Calreticulin functions as a molecular chaperone in the biosynthesis of myeloperoxidase

Myeloperoxidase (MPO), a lysosomal heme protein found exclusively in neutrophils and monocytes, is necessary for efficient oxygen-dependent microbicidal activity. Acquisition of heme by the heme-free MPO precursor apopro-MPO appears to be a prerequisite for its subsequent proteolytic processing and advancement along the biosynthetic pathway to mature MPO. We present data indicating that calreticulin (CRT), a high capacity calcium- binding protein residing in the lumen of the endoplasmic reticulum of a wide variety of cells, interacts specifically with fully glycosylated apopro-MPO. Biosynthetically radiolabeled CRT (60 kDa) and apopro-MPO (90 kDa) were coprecipitated from PLB 985 cells by monospecific antiserum against CRT when the immunoprecipitations were performed either under nondenaturing conditions or following reversible cross-linking.

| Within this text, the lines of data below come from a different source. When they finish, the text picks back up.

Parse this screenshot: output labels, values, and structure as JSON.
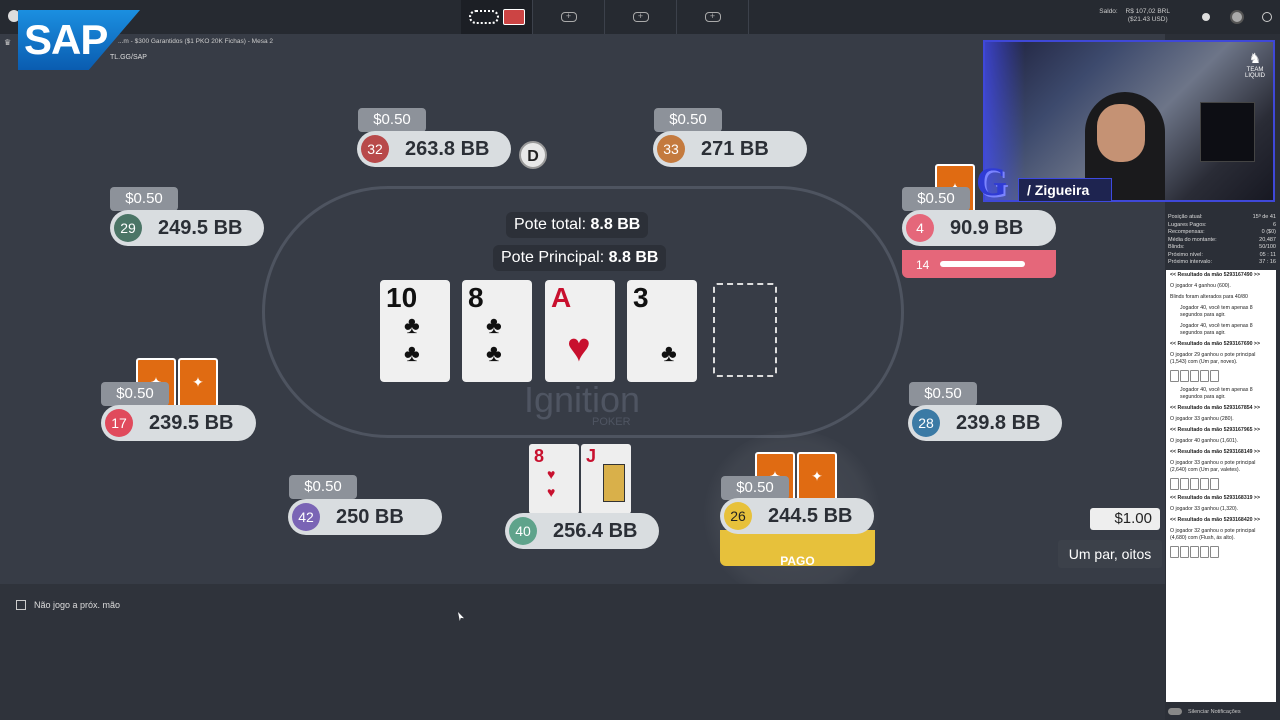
{
  "header": {
    "saldo_label": "Saldo:",
    "saldo_brl": "R$ 107,02 BRL",
    "saldo_usd": "($21.43 USD)",
    "table_title": "...m - $300 Garantidos ($1 PKO 20K Fichas) - Mesa 2",
    "brand_tag": "TL.GG/SAP"
  },
  "overlay": {
    "sap_logo": "SAP",
    "streamer_name": "/ Zigueira",
    "team_logo_text": "TEAM LIQUID"
  },
  "table": {
    "brand": "Ignition",
    "brand_sub": "POKER",
    "pot_total_label": "Pote total:",
    "pot_total_value": "8.8 BB",
    "pot_main_label": "Pote Principal:",
    "pot_main_value": "8.8 BB",
    "dealer_label": "D",
    "board": [
      {
        "rank": "10",
        "suit": "clubs",
        "glyph": "♣"
      },
      {
        "rank": "8",
        "suit": "clubs",
        "glyph": "♣"
      },
      {
        "rank": "A",
        "suit": "hearts",
        "glyph": "♥"
      },
      {
        "rank": "3",
        "suit": "clubs",
        "glyph": "♣"
      }
    ]
  },
  "seats": [
    {
      "id": "32",
      "stack": "263.8 BB",
      "bet": "$0.50",
      "color": "#b8494a"
    },
    {
      "id": "33",
      "stack": "271 BB",
      "bet": "$0.50",
      "color": "#c47a3e"
    },
    {
      "id": "29",
      "stack": "249.5 BB",
      "bet": "$0.50",
      "color": "#4b7566"
    },
    {
      "id": "4",
      "stack": "90.9 BB",
      "bet": "$0.50",
      "color": "#e5677a"
    },
    {
      "id": "17",
      "stack": "239.5 BB",
      "bet": "$0.50",
      "color": "#e04a5c"
    },
    {
      "id": "28",
      "stack": "239.8 BB",
      "bet": "$0.50",
      "color": "#3b7aa5"
    },
    {
      "id": "42",
      "stack": "250 BB",
      "bet": "$0.50",
      "color": "#7a64b5"
    },
    {
      "id": "40",
      "stack": "256.4 BB",
      "bet": "",
      "color": "#5fa38b"
    },
    {
      "id": "26",
      "stack": "244.5 BB",
      "bet": "$0.50",
      "color": "#e7c13b"
    }
  ],
  "hero": {
    "hole_cards": [
      {
        "rank": "8",
        "glyph": "♥"
      },
      {
        "rank": "J",
        "glyph": "♥"
      }
    ]
  },
  "timer": {
    "seconds": "14",
    "fraction": 0.85
  },
  "action": {
    "pago_label": "PAGO",
    "bet_amount": "$1.00",
    "hand_description": "Um par, oitos"
  },
  "options": {
    "sit_out_label": "Não jogo a próx. mão"
  },
  "tournament_stats": [
    {
      "label": "Posição atual:",
      "value": "15º de 41"
    },
    {
      "label": "Lugares Pagos:",
      "value": "6"
    },
    {
      "label": "Recompensas:",
      "value": "0 ($0)"
    },
    {
      "label": "Média do montante:",
      "value": "20,487"
    },
    {
      "label": "Blinds:",
      "value": "50/100"
    },
    {
      "label": "Próximo nível:",
      "value": "05 : 11"
    },
    {
      "label": "Próximo intervalo:",
      "value": "37 : 16"
    }
  ],
  "log": [
    {
      "text": "<< Resultado da mão 5293167490 >>",
      "style": "bold"
    },
    {
      "text": "O jogador 4 ganhou (600).",
      "style": "normal"
    },
    {
      "text": "Blinds foram alterados para 40/80",
      "style": "normal"
    },
    {
      "text": "Jogador 40, você tem apenas 8 segundos para agir.",
      "style": "indent"
    },
    {
      "text": "Jogador 40, você tem apenas 8 segundos para agir.",
      "style": "indent"
    },
    {
      "text": "<< Resultado da mão 5293167690 >>",
      "style": "bold"
    },
    {
      "text": "O jogador 29 ganhou o pote principal (1,543) com (Um par, noves).",
      "style": "normal"
    },
    {
      "text": "Jogador 40, você tem apenas 8 segundos para agir.",
      "style": "indent"
    },
    {
      "text": "<< Resultado da mão 5293167854 >>",
      "style": "bold"
    },
    {
      "text": "O jogador 33 ganhou (280).",
      "style": "normal"
    },
    {
      "text": "<< Resultado da mão 5293167965 >>",
      "style": "bold"
    },
    {
      "text": "O jogador 40 ganhou (1,601).",
      "style": "normal"
    },
    {
      "text": "<< Resultado da mão 5293168149 >>",
      "style": "bold"
    },
    {
      "text": "O jogador 33 ganhou o pote principal (2,640) com (Um par, valetes).",
      "style": "normal"
    },
    {
      "text": "<< Resultado da mão 5293168319 >>",
      "style": "bold"
    },
    {
      "text": "O jogador 33 ganhou (1,320).",
      "style": "normal"
    },
    {
      "text": "<< Resultado da mão 5293168420 >>",
      "style": "bold"
    },
    {
      "text": "O jogador 32 ganhou o pote principal (4,680) com (Flush, ás alto).",
      "style": "normal"
    }
  ],
  "log_footer": "Silenciar Notificações"
}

Nonglycosylated MPO precursors synthesized in the presence of tunicamycin did not interact with CRT. The CRT-apopro-MPO interaction was restricted to an early phase of MPO biosynthesis, and CRT did not interact with the later appearing, heme- containing species of MPO, i.e. pro-MPO or the heavy subunit of mature MPO. These data show that CRT participates in the post-translational processing of MPO, perhaps by maintaining apopro-MPO in a conformation competent to accommodate insertion of the heme group. In this general way, CRT shares certain functional properties with the structurally homologous transmembrane calcium-binding endoplasmic reticulum protein calnexin. Both interact with glycosylated biosynthetic precursors of proteins selectively expressed in specialized cells.